Today the difference lies with most parts going onto the vehicle are not made through the manufacturing plant. By using assembly line sequencing , manufacturers eliminate their standing inventory.
Therefore, receiving parts as needed reduces production costs, making vehicles more affordable for the end-line consumer. Platform sharing is now a common part of the production process. Manufacturing car parts usable by several manufacturers reduces cost and simplifies production. Meanwhile, eliminating lead time to produce physical prototypes and allows validation of new assembly processes.
Assembly requiring repetitive movement no longer requires human operators. As a result, completed by a robot. On December 1, , Henry Ford installs the first moving assembly line for the mass production of an entire automobile.
His innovation reduced the time it took to build a car from more than 12 hours to one hour and 33 minutes. Later, the streamlining process grew more sophisticated. He also hired motion-study expert Frederick Taylor to make those jobs even more efficient. Meanwhile, he built machines that could stamp out parts automatically and much more quickly than even the fastest human worker could. In February , he added a mechanized belt that chugged along at a speed of six feet per minute.
As the pace accelerated, Ford produced more and more cars, and on June 4, , the millionth Model T rolled off the Highland Park assembly line.
Though the Model T did not last much longer—by the middle of the s, customers wanted a car that was inexpensive and had all the bells and whistles that the Model T scorned—it had ushered in the era of the automobile for everyone. In , Charles Kettering, a young Ohio engineer and auto hobbyist, found a better way—a starting system that combined a generator, storage battery, and electric motor. It debuted in the Cadillac the following year and spread rapidly from there.
Even an innovation as useful as the self-starter could meet resistance, however. Henry Ford refused to make Kettering's invention standard in the Model T until , although he offered it as an option before that. Sometimes buyers were the ones who balked at novelty. For example, the first truly streamlined car—the Chrysler Airflow, designed with the help of aeronautical engineers and wind tunnel testing—was a dud in the marketplace because of its unconventional styling.
Power steering, patented in the late s by Francis Davis, chief engineer of the Pierce-Arrow Motor Car Company, didn't find its way into passenger cars until But hesitantly accepted or not, major improvements in the automobile would keep coming as the decades passed.

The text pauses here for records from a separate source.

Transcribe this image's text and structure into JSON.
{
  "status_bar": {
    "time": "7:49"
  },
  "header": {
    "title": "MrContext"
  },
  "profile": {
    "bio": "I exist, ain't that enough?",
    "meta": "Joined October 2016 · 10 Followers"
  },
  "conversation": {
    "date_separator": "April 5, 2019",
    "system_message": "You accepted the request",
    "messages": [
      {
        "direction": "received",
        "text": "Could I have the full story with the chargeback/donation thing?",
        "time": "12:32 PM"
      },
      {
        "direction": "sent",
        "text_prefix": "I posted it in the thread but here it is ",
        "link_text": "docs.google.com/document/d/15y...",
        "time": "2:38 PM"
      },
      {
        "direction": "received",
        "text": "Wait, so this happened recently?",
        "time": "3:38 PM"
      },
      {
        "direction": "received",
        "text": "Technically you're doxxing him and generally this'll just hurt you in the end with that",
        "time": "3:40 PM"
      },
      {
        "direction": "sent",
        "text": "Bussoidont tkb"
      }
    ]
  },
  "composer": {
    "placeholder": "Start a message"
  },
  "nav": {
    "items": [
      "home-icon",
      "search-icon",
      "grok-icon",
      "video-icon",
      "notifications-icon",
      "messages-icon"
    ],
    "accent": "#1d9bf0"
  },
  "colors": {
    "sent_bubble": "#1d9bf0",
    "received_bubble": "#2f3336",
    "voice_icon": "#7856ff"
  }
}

Although the Model T was the ninth automobile model Ford created, it would be the first model which would achieve wide popularity. Henry Ford had a goal of making automobiles for the multitudes. The Model T was his answer to that dream; he wanted them to be both sturdy and cheap. By the end of production, however, the cars would be available in a wide variety of colors and with a wide variety of custom bodies.
That was cheap, but still not cheap enough for the masses. Ford needed to find a way to cut down the price even further. In , with the aim of increasing manufacturing capacity for the Model T, Ford built a new plant in Highland Park, Michigan.
He created a building that would be easily expanded as new methods of production were incorporated. Ford consulted with Frederick Taylor, creator of scientific management, to examine the most efficient modes of production.
Ford had previously observed the assembly line concept in slaughterhouses in the Midwest and was also inspired by the conveyor belt system that was common in many grain warehouses in that region.
He wished to incorporate these ideas into the information Taylor suggested to implement a new system in his own factory. One of the first innovations in production that Ford implemented was the installation of gravity slides that facilitated the movement of parts from one work area to the next. Within the next three years, additional innovative techniques were incorporated and, on December 1, , the first large-scale assembly line was officially in working order.
The moving assembly line appeared to the onlooker to be an endless contraption of chains and links that allowed Model T parts to swim through the sea of the assembly process. In total, the manufacturing of the car could be broken down into 84 steps. The key to the process, however, was having interchangeable parts.
Unlike other cars of the time, every Model T produced on Ford's line used the exact same valves, gas tanks, tires, etc. Parts were created in mass quantities and then brought directly to the workers who were trained to work at that specific assembly station.